Cheena Kottaram or China Palace is a rest house that was constructed in 1904 for Sri Mulam Tirunal Rama Varma, the then-King of Travancore. The palace was completed along with the commissioning of Quilon-Madras rail line. It is a single-storied, red-brick building with seven rooms. The architecture of Cheena Kottaram is Indo-Saracenic—generally a blend of Indian architecture, European, Islamic, and Moorish architecture.
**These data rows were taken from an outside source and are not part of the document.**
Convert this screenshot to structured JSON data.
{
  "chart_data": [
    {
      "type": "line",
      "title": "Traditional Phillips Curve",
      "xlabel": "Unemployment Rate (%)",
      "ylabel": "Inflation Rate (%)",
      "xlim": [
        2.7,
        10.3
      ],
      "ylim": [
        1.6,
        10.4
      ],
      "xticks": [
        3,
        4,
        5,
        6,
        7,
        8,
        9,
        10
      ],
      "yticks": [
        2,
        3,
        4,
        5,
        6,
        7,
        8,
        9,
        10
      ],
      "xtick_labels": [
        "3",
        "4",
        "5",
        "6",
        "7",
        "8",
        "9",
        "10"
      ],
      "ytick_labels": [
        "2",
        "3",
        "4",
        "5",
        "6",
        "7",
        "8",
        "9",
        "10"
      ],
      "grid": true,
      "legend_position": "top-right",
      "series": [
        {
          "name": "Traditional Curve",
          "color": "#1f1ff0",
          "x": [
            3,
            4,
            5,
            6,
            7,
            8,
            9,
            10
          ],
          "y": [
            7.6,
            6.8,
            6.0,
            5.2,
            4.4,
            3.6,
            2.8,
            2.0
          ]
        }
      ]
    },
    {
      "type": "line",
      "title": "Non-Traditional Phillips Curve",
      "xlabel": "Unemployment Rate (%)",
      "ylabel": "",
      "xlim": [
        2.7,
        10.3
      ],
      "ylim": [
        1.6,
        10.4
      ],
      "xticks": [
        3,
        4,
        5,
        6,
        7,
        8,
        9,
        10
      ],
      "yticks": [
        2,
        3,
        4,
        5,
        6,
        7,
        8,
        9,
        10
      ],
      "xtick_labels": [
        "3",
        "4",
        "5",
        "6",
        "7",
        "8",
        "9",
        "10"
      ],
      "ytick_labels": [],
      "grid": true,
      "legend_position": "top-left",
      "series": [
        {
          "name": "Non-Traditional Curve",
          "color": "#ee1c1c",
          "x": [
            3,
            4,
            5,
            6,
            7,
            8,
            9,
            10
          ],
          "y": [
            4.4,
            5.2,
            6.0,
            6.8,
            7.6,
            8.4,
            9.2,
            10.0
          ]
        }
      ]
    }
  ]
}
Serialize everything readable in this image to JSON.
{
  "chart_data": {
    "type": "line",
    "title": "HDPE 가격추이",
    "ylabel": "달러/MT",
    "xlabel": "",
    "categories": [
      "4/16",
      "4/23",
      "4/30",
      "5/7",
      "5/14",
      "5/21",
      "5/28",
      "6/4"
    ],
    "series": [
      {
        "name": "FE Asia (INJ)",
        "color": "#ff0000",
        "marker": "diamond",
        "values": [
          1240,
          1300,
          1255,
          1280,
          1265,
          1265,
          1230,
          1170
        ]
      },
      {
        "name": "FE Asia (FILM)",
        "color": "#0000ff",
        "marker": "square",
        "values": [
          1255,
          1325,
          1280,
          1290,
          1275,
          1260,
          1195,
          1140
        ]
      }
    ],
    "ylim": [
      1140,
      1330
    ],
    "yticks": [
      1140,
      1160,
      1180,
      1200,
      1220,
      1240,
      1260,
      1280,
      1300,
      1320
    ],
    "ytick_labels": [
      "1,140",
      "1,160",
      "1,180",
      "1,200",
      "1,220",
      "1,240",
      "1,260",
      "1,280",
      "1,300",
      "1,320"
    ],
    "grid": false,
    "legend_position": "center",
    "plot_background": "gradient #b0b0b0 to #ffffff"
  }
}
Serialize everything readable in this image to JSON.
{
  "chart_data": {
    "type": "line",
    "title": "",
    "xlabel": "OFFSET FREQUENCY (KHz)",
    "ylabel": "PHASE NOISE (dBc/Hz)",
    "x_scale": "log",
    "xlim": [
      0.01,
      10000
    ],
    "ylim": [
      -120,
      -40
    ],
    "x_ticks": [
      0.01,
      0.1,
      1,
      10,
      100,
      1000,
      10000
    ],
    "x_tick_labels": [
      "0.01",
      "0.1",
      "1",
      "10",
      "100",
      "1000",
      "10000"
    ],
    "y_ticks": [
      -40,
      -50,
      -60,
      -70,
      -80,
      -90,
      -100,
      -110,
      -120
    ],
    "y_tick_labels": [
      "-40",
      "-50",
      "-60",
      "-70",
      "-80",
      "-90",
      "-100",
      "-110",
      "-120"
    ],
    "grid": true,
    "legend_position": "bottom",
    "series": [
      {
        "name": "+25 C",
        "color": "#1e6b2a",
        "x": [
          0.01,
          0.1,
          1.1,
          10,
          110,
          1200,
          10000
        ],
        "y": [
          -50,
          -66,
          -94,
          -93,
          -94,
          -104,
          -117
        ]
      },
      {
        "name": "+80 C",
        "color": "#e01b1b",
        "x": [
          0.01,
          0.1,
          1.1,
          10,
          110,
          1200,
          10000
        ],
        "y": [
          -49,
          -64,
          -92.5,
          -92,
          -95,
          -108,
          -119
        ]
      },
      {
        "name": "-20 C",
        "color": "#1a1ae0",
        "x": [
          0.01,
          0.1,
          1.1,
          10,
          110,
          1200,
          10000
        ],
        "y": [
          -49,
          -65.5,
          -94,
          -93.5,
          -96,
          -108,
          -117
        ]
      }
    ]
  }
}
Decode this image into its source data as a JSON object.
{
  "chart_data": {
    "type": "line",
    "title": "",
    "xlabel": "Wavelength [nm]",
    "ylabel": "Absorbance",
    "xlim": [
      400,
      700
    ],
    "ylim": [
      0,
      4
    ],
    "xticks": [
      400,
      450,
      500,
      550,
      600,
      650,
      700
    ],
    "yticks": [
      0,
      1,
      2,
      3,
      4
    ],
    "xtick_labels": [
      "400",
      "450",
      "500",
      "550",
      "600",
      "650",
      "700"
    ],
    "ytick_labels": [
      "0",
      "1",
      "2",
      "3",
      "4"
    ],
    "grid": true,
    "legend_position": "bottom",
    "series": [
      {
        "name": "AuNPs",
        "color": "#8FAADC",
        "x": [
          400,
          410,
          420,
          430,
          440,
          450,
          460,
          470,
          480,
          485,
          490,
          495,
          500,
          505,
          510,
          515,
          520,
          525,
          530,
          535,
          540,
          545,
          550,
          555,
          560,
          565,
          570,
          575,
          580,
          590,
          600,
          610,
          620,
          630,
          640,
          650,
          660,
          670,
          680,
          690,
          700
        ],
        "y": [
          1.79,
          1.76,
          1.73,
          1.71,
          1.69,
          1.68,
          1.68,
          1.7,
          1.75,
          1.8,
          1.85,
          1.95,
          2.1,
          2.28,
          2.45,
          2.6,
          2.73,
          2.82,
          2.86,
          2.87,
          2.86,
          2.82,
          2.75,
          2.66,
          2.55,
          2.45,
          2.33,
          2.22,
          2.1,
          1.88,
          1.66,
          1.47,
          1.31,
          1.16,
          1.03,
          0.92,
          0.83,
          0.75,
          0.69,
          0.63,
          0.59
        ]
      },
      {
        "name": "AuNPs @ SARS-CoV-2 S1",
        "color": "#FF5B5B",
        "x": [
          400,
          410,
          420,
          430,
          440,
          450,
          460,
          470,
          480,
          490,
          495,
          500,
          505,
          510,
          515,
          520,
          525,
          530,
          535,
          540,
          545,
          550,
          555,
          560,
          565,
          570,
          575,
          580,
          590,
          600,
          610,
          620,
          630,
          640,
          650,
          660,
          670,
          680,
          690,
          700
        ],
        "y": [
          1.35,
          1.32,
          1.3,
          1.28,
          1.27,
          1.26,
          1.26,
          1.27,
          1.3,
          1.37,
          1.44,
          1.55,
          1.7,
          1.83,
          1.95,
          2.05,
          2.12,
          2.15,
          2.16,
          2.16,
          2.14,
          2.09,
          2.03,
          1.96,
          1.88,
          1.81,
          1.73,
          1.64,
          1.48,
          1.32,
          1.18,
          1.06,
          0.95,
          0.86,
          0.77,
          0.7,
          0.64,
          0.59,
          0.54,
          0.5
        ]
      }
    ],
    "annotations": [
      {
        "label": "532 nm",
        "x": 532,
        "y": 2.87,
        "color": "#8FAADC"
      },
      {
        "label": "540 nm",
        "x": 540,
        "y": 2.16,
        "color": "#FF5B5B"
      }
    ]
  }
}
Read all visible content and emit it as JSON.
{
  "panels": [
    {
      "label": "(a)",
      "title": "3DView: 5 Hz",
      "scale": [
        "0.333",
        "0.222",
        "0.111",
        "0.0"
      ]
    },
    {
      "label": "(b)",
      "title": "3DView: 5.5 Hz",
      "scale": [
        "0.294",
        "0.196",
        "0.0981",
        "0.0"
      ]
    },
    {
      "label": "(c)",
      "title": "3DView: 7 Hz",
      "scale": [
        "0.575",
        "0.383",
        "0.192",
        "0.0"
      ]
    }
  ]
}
Cheena Kottaram is yet to get the 'National Heritage Monument' accreditation.

Etymology
Kollamites called this rest house Cheena Kottaram (China Palace) because of its resemblance to the ancient Chinese buildings.

History
Before the independence of India, the commercial capital of Travancore kingdom was Quilon (Kollam) - The city with maximum business & commercial reputation in the Travancore-Malabar Coast, with high level of export-import operations through the flourishing Quilon Port. Kollam was known as Palace City that time as there were so many palaces in the city then. One and only airport in the Travancore-Malabar Coast was situated at Kollam city then. During that time, there were no rail-air connectivity to Thiruvananthapuram. Kings of Travancore used to travel from Kollam. For that, they have built the Cheena Kottaram, close to the Quilon Junction railway station.